Journal d'un voyage en arabie.

  • Author: HUBER, Charles
  • Publication place: Paris,
  • Publication date: 1891.
  • Physical description: 4to (280 by 190mm), xii, 778pp., 14 lithograph plans, and 13 plates (of which two are folding), plates printed in two colours, original paper wrappers, frayed and torn.
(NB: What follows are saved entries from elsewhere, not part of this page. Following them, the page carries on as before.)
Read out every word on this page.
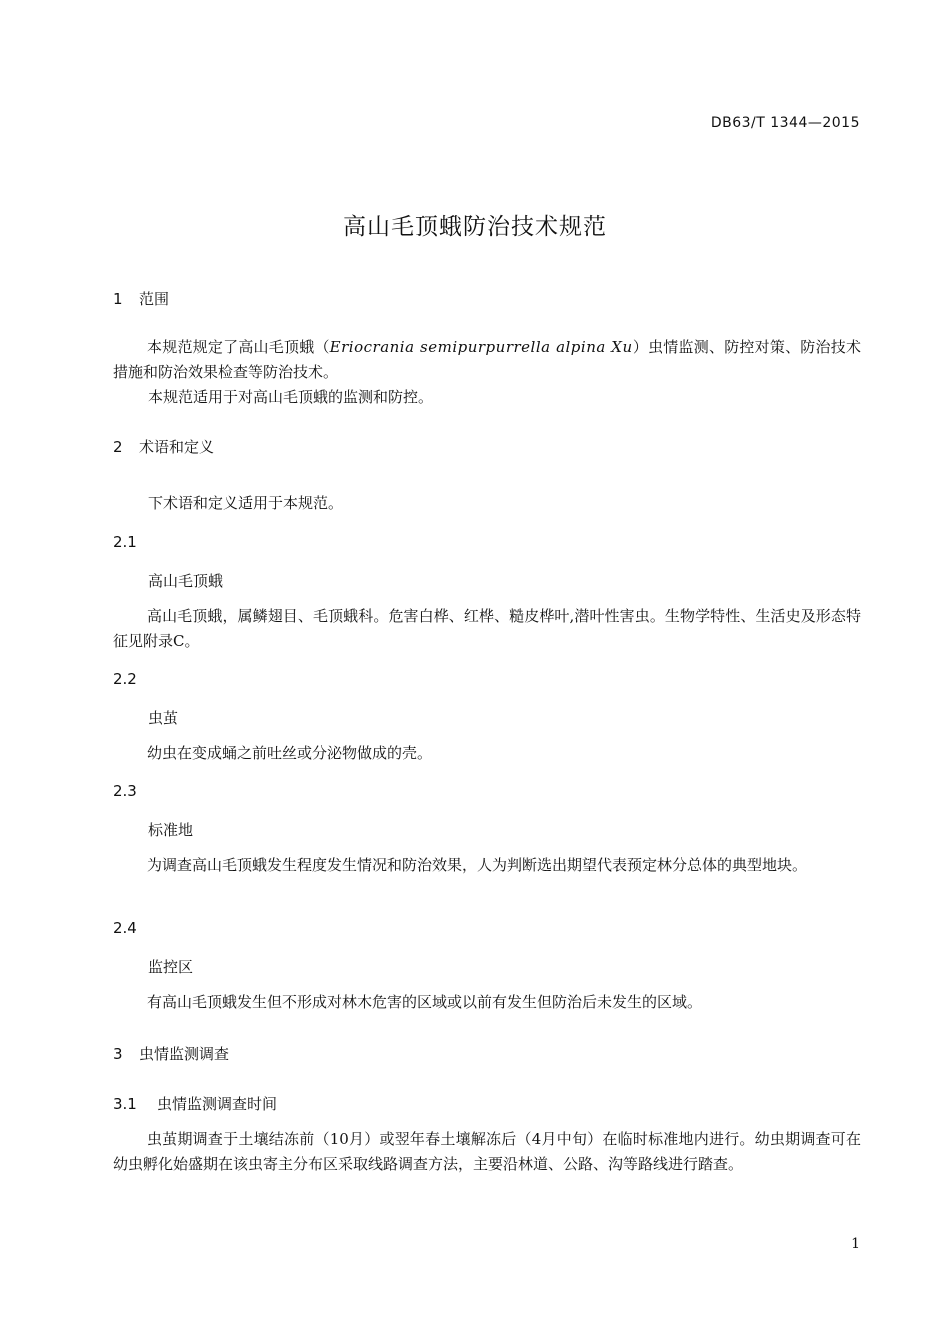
DB63/T 1344—2015
高山毛顶蛾防治技术规范
1 范围

本规范规定了高山毛顶蛾（Eriocrania semipurpurrella alpina Xu）虫情监测、防控对策、防治技术措施和防治效果检查等防治技术。

本规范适用于对高山毛顶蛾的监测和防控。

2 术语和定义

下术语和定义适用于本规范。

2.1
高山毛顶蛾

高山毛顶蛾，属鳞翅目、毛顶蛾科。危害白桦、红桦、糙皮桦叶,潜叶性害虫。生物学特性、生活史及形态特征见附录C。

2.2
虫茧

幼虫在变成蛹之前吐丝或分泌物做成的壳。

2.3
标准地

为调查高山毛顶蛾发生程度发生情况和防治效果，人为判断选出期望代表预定林分总体的典型地块。

2.4
监控区

有高山毛顶蛾发生但不形成对林木危害的区域或以前有发生但防治后未发生的区域。

3 虫情监测调查
3.1 虫情监测调查时间

虫茧期调查于土壤结冻前（10月）或翌年春土壤解冻后（4月中旬）在临时标准地内进行。幼虫期调查可在幼虫孵化始盛期在该虫寄主分布区采取线路调查方法，主要沿林道、公路、沟等路线进行踏查。

1
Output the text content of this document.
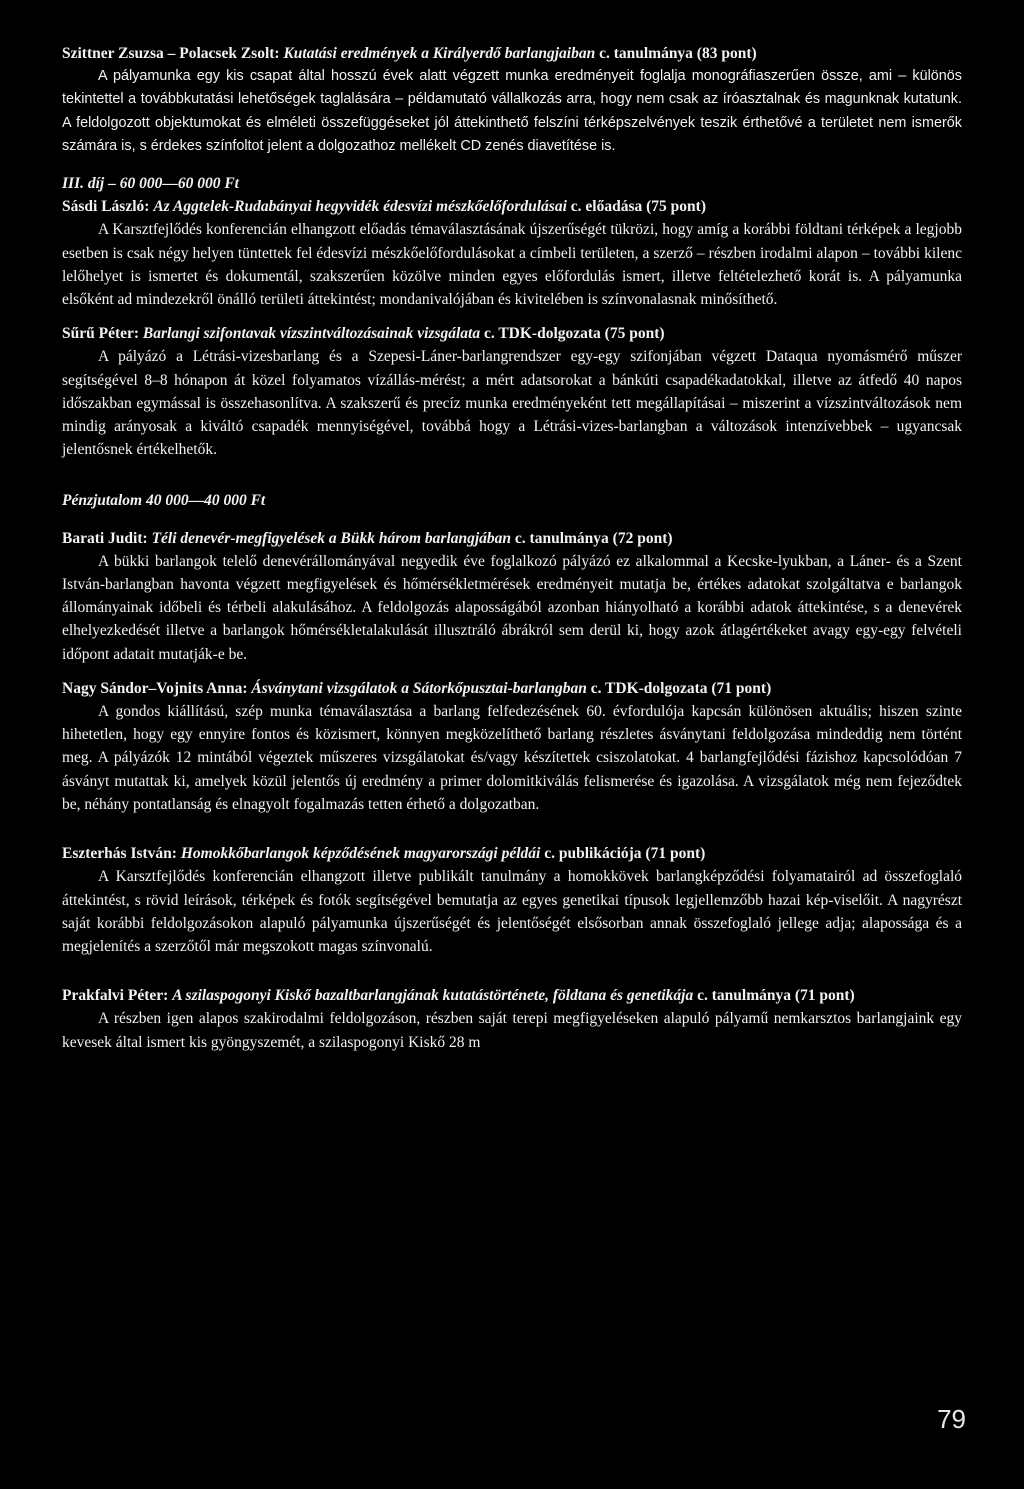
Szittner Zsuzsa – Polacsek Zsolt: Kutatási eredmények a Királyerdő barlangjaiban c. tanulmánya (83 pont)

A pályamunka egy kis csapat által hosszú évek alatt végzett munka eredményeit foglalja monográfiaszerűen össze, ami – különös tekintettel a továbbkutatási lehetőségek taglalására – példamutató vállalkozás arra, hogy nem csak az íróasztalnak és magunknak kutatunk. A feldolgozott objektumokat és elméleti összefüggéseket jól áttekinthető felszíni térképszelvények teszik érthetővé a területet nem ismerők számára is, s érdekes színfoltot jelent a dolgozathoz mellékelt CD zenés diavetítése is.

III. díj – 60 000—60 000 Ft
Sásdi László: Az Aggtelek-Rudabányai hegyvidék édesvízi mészkőelőfordulásai c. előadása (75 pont)

A Karsztfejlődés konferencián elhangzott előadás témaválasztásának újszerűségét tükrözi, hogy amíg a korábbi földtani térképek a legjobb esetben is csak négy helyen tüntettek fel édesvízi mészkőelőfordulásokat a címbeli területen, a szerző – részben irodalmi alapon – további kilenc lelőhelyet is ismertet és dokumentál, szakszerűen közölve minden egyes előfordulás ismert, illetve feltételezhető korát is. A pályamunka elsőként ad mindezekről önálló területi áttekintést; mondanivalójában és kivitelében is színvonalasnak minősíthető.

Sűrű Péter: Barlangi szifontavak vízszintváltozásainak vizsgálata c. TDK-dolgozata (75 pont)

A pályázó a Létrási-vizesbarlang és a Szepesi-Láner-barlangrendszer egy-egy szifonjában végzett Dataqua nyomásmérő műszer segítségével 8–8 hónapon át közel folyamatos vízállás-mérést; a mért adatsorokat a bánkúti csapadékadatokkal, illetve az átfedő 40 napos időszakban egymással is összehasonlítva. A szakszerű és precíz munka eredményeként tett megállapításai – miszerint a vízszintváltozások nem mindig arányosak a kiváltó csapadék mennyiségével, továbbá hogy a Létrási-vizes-barlangban a változások intenzívebbek – ugyancsak jelentősnek értékelhetők.

Pénzjutalom 40 000—40 000 Ft
Barati Judit: Téli denevér-megfigyelések a Bükk három barlangjában c. tanulmánya (72 pont)

A bükki barlangok telelő denevérállományával negyedik éve foglalkozó pályázó ez alkalommal a Kecske-lyukban, a Láner- és a Szent István-barlangban havonta végzett megfigyelések és hőmérsékletmérések eredményeit mutatja be, értékes adatokat szolgáltatva e barlangok állományainak időbeli és térbeli alakulásához. A feldolgozás alaposságából azonban hiányolható a korábbi adatok áttekintése, s a denevérek elhelyezkedését illetve a barlangok hőmérsékletalakulását illusztráló ábrákról sem derül ki, hogy azok átlagértékeket avagy egy-egy felvételi időpont adatait mutatják-e be.

Nagy Sándor–Vojnits Anna: Ásványtani vizsgálatok a Sátorkőpusztai-barlangban c. TDK-dolgozata (71 pont)

A gondos kiállítású, szép munka témaválasztása a barlang felfedezésének 60. évfordulója kapcsán különösen aktuális; hiszen szinte hihetetlen, hogy egy ennyire fontos és közismert, könnyen megközelíthető barlang részletes ásványtani feldolgozása mindeddig nem történt meg. A pályázók 12 mintából végeztek műszeres vizsgálatokat és/vagy készítettek csiszolatokat. 4 barlangfejlődési fázishoz kapcsolódóan 7 ásványt mutattak ki, amelyek közül jelentős új eredmény a primer dolomitkiválás felismerése és igazolása. A vizsgálatok még nem fejeződtek be, néhány pontatlanság és elnagyolt fogalmazás tetten érhető a dolgozatban.

Eszterhás István: Homokkőbarlangok képződésének magyarországi példái c. publikációja (71 pont)

A Karsztfejlődés konferencián elhangzott illetve publikált tanulmány a homokkövek barlangképződési folyamatairól ad összefoglaló áttekintést, s rövid leírások, térképek és fotók segítségével bemutatja az egyes genetikai típusok legjellemzőbb hazai kép-viselőit. A nagyrészt saját korábbi feldolgozásokon alapuló pályamunka újszerűségét és jelentőségét elsősorban annak összefoglaló jellege adja; alapossága és a megjelenítés a szerzőtől már megszokott magas színvonalú.

Prakfalvi Péter: A szilaspogonyi Kiskő bazaltbarlangjának kutatástörténete, földtana és genetikája c. tanulmánya (71 pont)

A részben igen alapos szakirodalmi feldolgozáson, részben saját terepi megfigyeléseken alapuló pályamű nemkarsztos barlangjaink egy kevesek által ismert kis gyöngyszemét, a szilaspogonyi Kiskő 28 m

79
  • Inventory reference: 15159


Charles August Hurber (1837-1884) was a French explorer and linguist, who travelled extensively in north western Saudi Arabia, between 1878 and 1884. The first expedition (1878-1882) which was sponsored by the French Ministry of Education, saw Huber explore the Bedouin grazing routes in the Arabian Desert from Palmyra, Syria, in the north to Hijaz (in present-day Saudi Arabia) in the south. Huber's predominant interest was in pre-Islamic, especially Juedo-Christian history. On his return to Paris in 1882, the results of his first expedition were published by the Bulletin de la Societé de Geographie, first issued in 1884. In 1883, Huber returned to Arabia, under the auspices of the Academie des Inscription et Belle Lettres and the French Geographical Society tracing a route from Damascus through Tabuk, Tayma, Al-Ula, Hail, and Jeddah. One of his greatest finds during his second expedition was the so called Tayma stone, which shows the string links that existed between the Arabia and Mesopotamia during the 5th century BC, and now resides in the Louvre in Paris. Unfortunately, Huber would not see the fruits of his labours, as just outside Jeddah on 29th July 1884, he was robbed and murdered by his guides. He was buried in the non Muslim cemetery in Jeddah, whilst his diary and other private papers were shipped back to France. His diary together with his maps were published in 1891 - the present work.